The author is the senior pastor of Triumph Church in Detroit and Southeast Michigan. He ran for mayor of Detroit in 2025.
By Rev. Solomon Kinloch Jr.

Rev. Solomon Kinloch Jr.
Political campaigns end; our shared responsibility to lift this city up does not. This mayoral transition is not simply a change in leadership; it is a moment for Detroiters to reaffirm the kind of city we want to build together.
The voters chose a new path and a new administration, but the work ahead belongs to all of us. Now, as one chapter closes and another begins, the real work of governing — of delivering on our shared hopes and addressing our deepest challenges — truly begins.
And make no mistake: we have challenges.
We must eradicate childhood poverty — not reduce it, not soften it, but end it.
More than half the children in our city are living in poverty. That is more than a statistic; it is a moral crisis. No city can call itself strong when nearly half of its children grow up in households struggling to meet basic needs.
This is not an issue for government alone — though government must lead with urgency and accountability. It is a mandate for business, philanthropy, faith communities, neighborhood groups, and every Detroiter who believes our future is tied to the future of every child who walks into a classroom, sits at a kitchen table, or goes to bed hungry.
Ending childhood poverty requires bold policies and strong partnerships: expanding access to early childhood education, ensuring families have stable and affordable housing, increasing wages, lowering household costs, and removing the barriers that keep far too many Detroiters from economic mobility.
Let’s be honest; This work, in the face of continued cuts from the federal government, will be harder than it's ever been, but if we are serious about making Detroit a world-class city, then we must be even more serious about making it a world-class place to grow up.
If there is one lesson this campaign made clear to me, it is this: We must also reengage the Detroiters who don’t feel seen, heard, or counted.

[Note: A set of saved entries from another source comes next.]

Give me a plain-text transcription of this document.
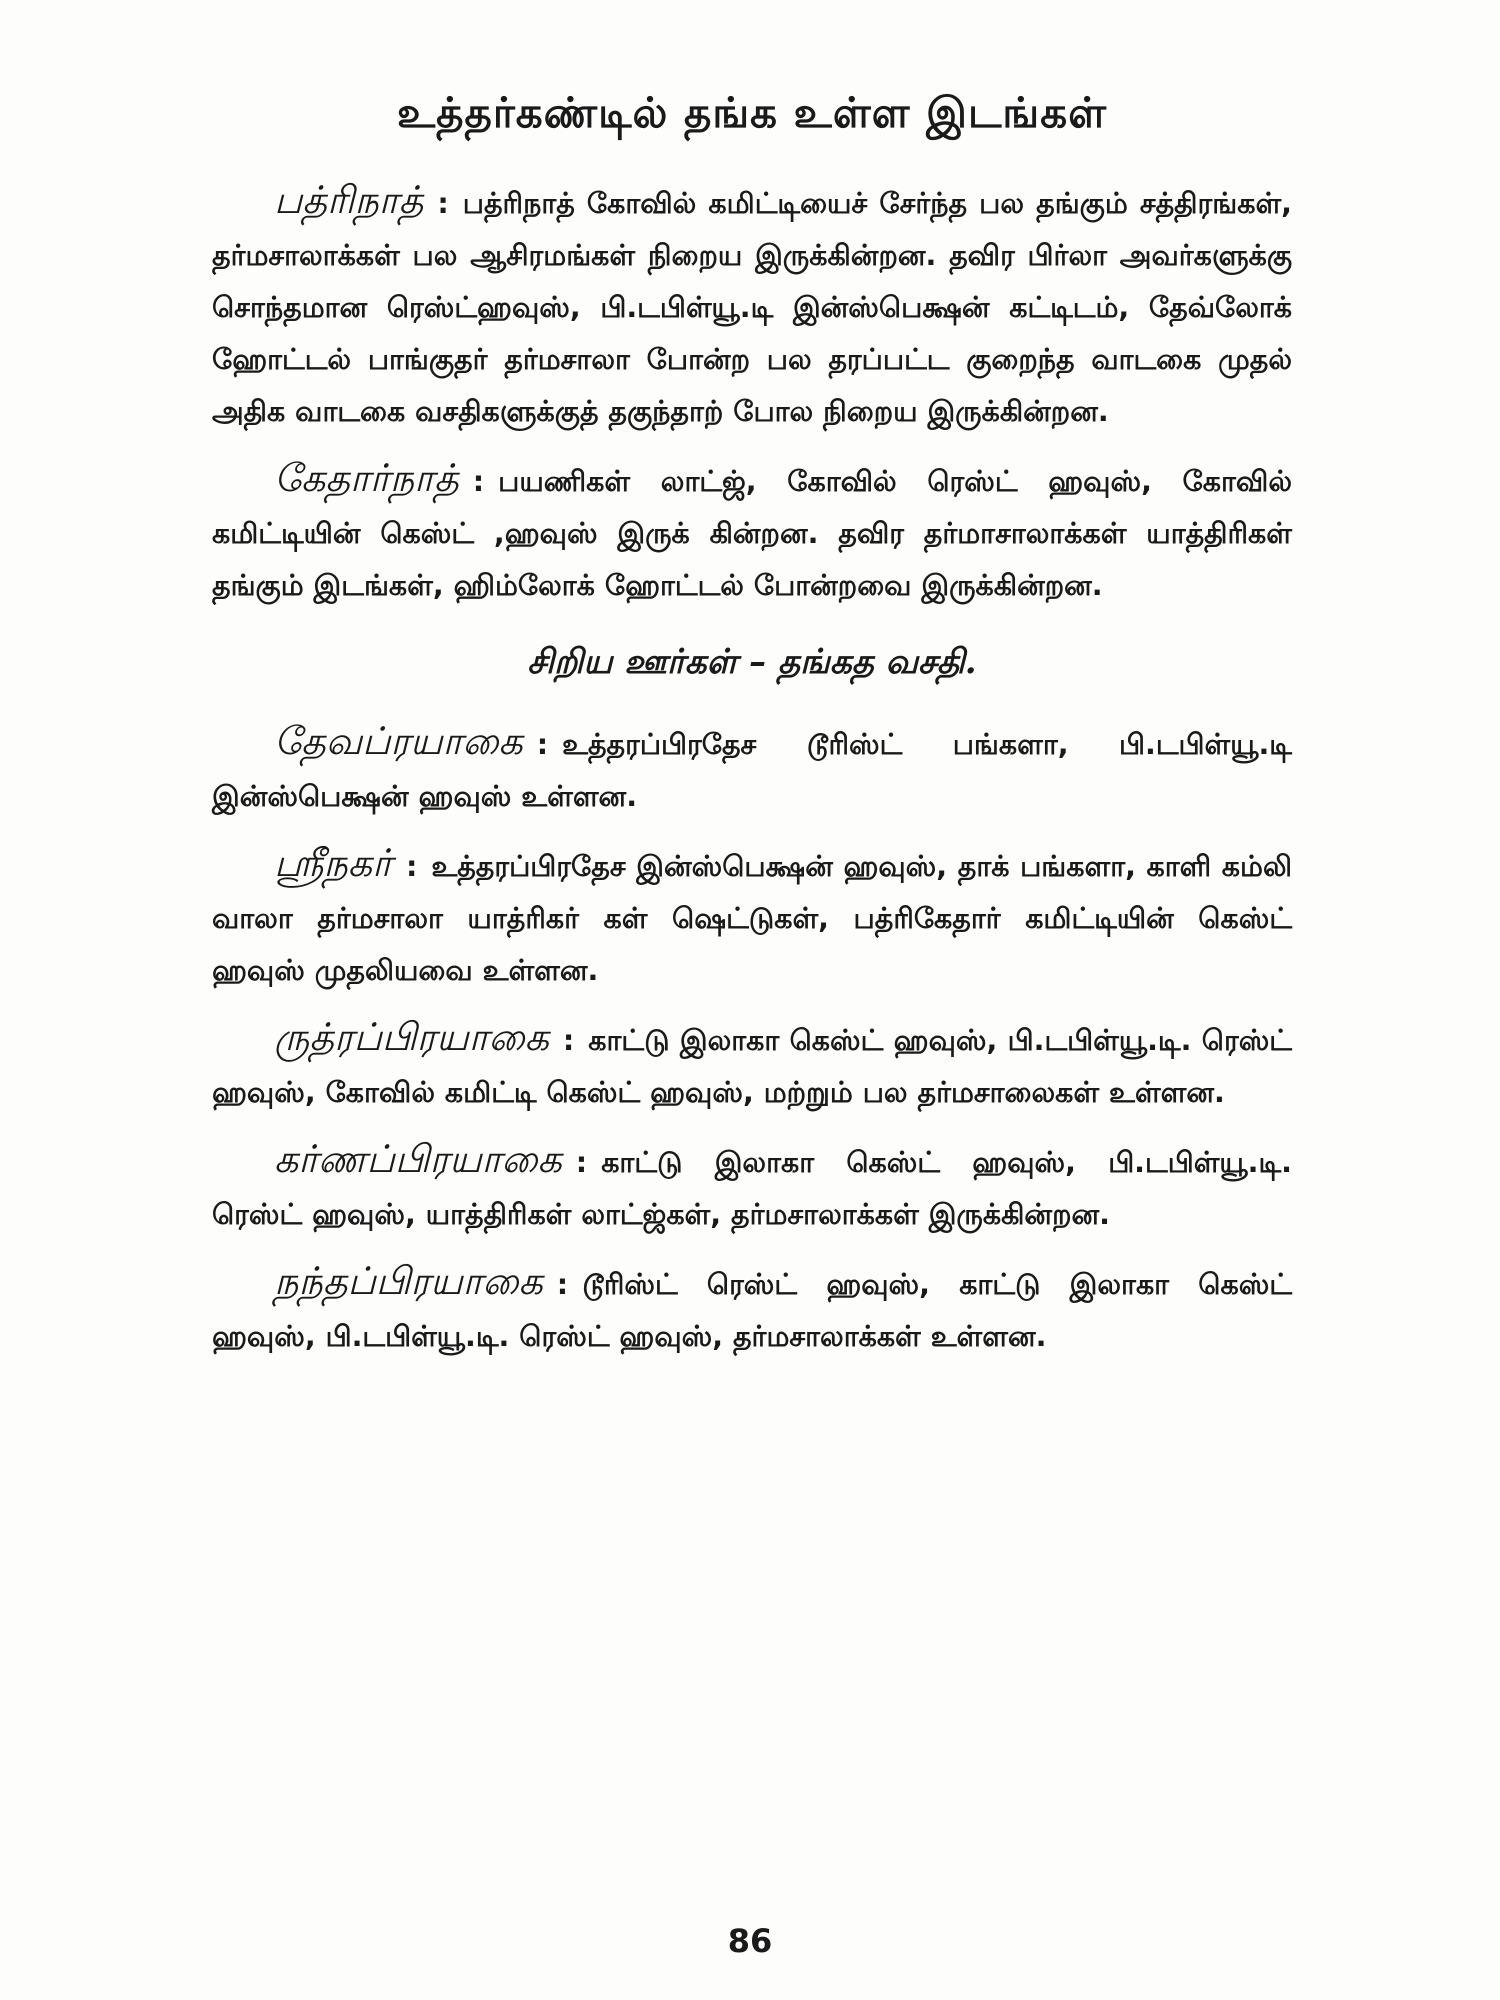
உத்தர்கண்டில் தங்க உள்ள இடங்கள்

பத்ரிநாத் : பத்ரிநாத் கோவில் கமிட்டியைச் சேர்ந்த பல தங்கும் சத்திரங்கள், தர்மசாலாக்கள் பல ஆசிரமங்கள் நிறைய இருக்கின்றன. தவிர பிர்லா அவர்களுக்கு சொந்தமான ரெஸ்ட்ஹவுஸ், பி.டபிள்யூ.டி இன்ஸ்பெக்ஷன் கட்டிடம், தேவ்லோக் ஹோட்டல் பாங்குதர் தர்மசாலா போன்ற பல தரப்பட்ட குறைந்த வாடகை முதல் அதிக வாடகை வசதிகளுக்குத் தகுந்தாற் போல நிறைய இருக்கின்றன.

கேதார்நாத் : பயணிகள் லாட்ஜ், கோவில் ரெஸ்ட் ஹவுஸ், கோவில் கமிட்டியின் கெஸ்ட் ,ஹவுஸ் இருக் கின்றன. தவிர தர்மாசாலாக்கள் யாத்திரிகள் தங்கும் இடங்கள், ஹிம்லோக் ஹோட்டல் போன்றவை இருக்கின்றன.

சிறிய ஊர்கள் – தங்கத வசதி.

தேவப்ரயாகை : உத்தரப்பிரதேச டூரிஸ்ட் பங்களா, பி.டபிள்யூ.டி இன்ஸ்பெக்ஷன் ஹவுஸ் உள்ளன.

ஸ்ரீநகர் : உத்தரப்பிரதேச இன்ஸ்பெக்ஷன் ஹவுஸ், தாக் பங்களா, காளி கம்லி வாலா தர்மசாலா யாத்ரிகர் கள் ஷெட்டுகள், பத்ரிகேதார் கமிட்டியின் கெஸ்ட் ஹவுஸ் முதலியவை உள்ளன.

ருத்ரப்பிரயாகை : காட்டு இலாகா கெஸ்ட் ஹவுஸ், பி.டபிள்யூ.டி. ரெஸ்ட் ஹவுஸ், கோவில் கமிட்டி கெஸ்ட் ஹவுஸ், மற்றும் பல தர்மசாலைகள் உள்ளன.

கர்ணப்பிரயாகை : காட்டு இலாகா கெஸ்ட் ஹவுஸ், பி.டபிள்யூ.டி. ரெஸ்ட் ஹவுஸ், யாத்திரிகள் லாட்ஜ்கள், தர்மசாலாக்கள் இருக்கின்றன.

நந்தப்பிரயாகை : டூரிஸ்ட் ரெஸ்ட் ஹவுஸ், காட்டு இலாகா கெஸ்ட் ஹவுஸ், பி.டபிள்யூ.டி. ரெஸ்ட் ஹவுஸ், தர்மசாலாக்கள் உள்ளன.

86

In this election, nearly 80 percent of Detroiters stayed home, not because they didn’t care — but because they didn’t feel connected. They didn’t feel included. They didn’t feel power in the process.
Low voter turnout is not a failure of the people. It is a failure of the systems meant to reach them. It is a failure of leaders — past and present — to engage, listen, and build trust. It is a failure of the media to cover the substance, not the sensational, and to hold leaders to account.

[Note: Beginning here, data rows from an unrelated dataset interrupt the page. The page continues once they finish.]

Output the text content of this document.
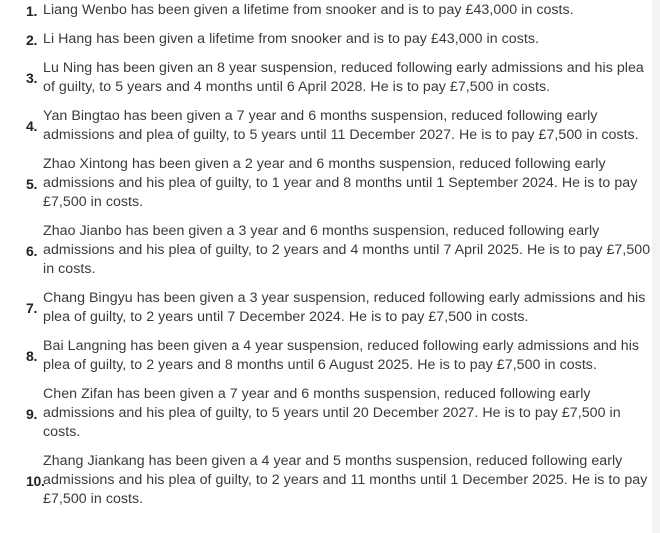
1. Liang Wenbo has been given a lifetime from snooker and is to pay £43,000 in costs.
2. Li Hang has been given a lifetime from snooker and is to pay £43,000 in costs.
3.
Lu Ning has been given an 8 year suspension, reduced following early admissions and his plea of guilty, to 5 years and 4 months until 6 April 2028. He is to pay £7,500 in costs.
4.
Yan Bingtao has been given a 7 year and 6 months suspension, reduced following early admissions and plea of guilty, to 5 years until 11 December 2027. He is to pay £7,500 in costs.
5.
Zhao Xintong has been given a 2 year and 6 months suspension, reduced following early admissions and his plea of guilty, to 1 year and 8 months until 1 September 2024. He is to pay £7,500 in costs.
6.
Zhao Jianbo has been given a 3 year and 6 months suspension, reduced following early admissions and his plea of guilty, to 2 years and 4 months until 7 April 2025. He is to pay £7,500 in costs.
7.
Chang Bingyu has been given a 3 year suspension, reduced following early admissions and his plea of guilty, to 2 years until 7 December 2024. He is to pay £7,500 in costs.
8.
Bai Langning has been given a 4 year suspension, reduced following early admissions and his plea of guilty, to 2 years and 8 months until 6 August 2025. He is to pay £7,500 in costs.
9.
Chen Zifan has been given a 7 year and 6 months suspension, reduced following early admissions and his plea of guilty, to 5 years until 20 December 2027. He is to pay £7,500 in costs.
10.
Zhang Jiankang has been given a 4 year and 5 months suspension, reduced following early admissions and his plea of guilty, to 2 years and 11 months until 1 December 2025. He is to pay £7,500 in costs.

Democracy must not wait for people to come to it; democracy must go to the people— in apartment buildings, in corner stores, in church basements, in schools, in shelters, at bus stops. Every Detroiter deserves a voice in decisions that shape their future. And a city that leaves thousands of people on the sidelines cannot — and will not — reach its full potential.
If Detroit is going to rise to its calling, we must embrace a new civic covenant — one rooted in dignity, shared responsibility, and the belief that every Detroiter deserves a fair shot. Business, philanthropy, and government each have a distinct responsibility — and a shared destiny. We cannot afford silos. Not now. Not with the stakes this high.
I know something about this city’s pain, and I know something about its promise. And I believe, deeply, that the Detroit we can build together is far greater than the Detroit any one leader could ever promise alone.
So let’s get to work. Let’s attack childhood poverty. Let’s give Detroiters who feel forgotten a reason to believe. Let’s forge the partnerships and think big about what this city can be for everyone.
Campaign season is behind us. But Detroit’s season of possibility is just beginning.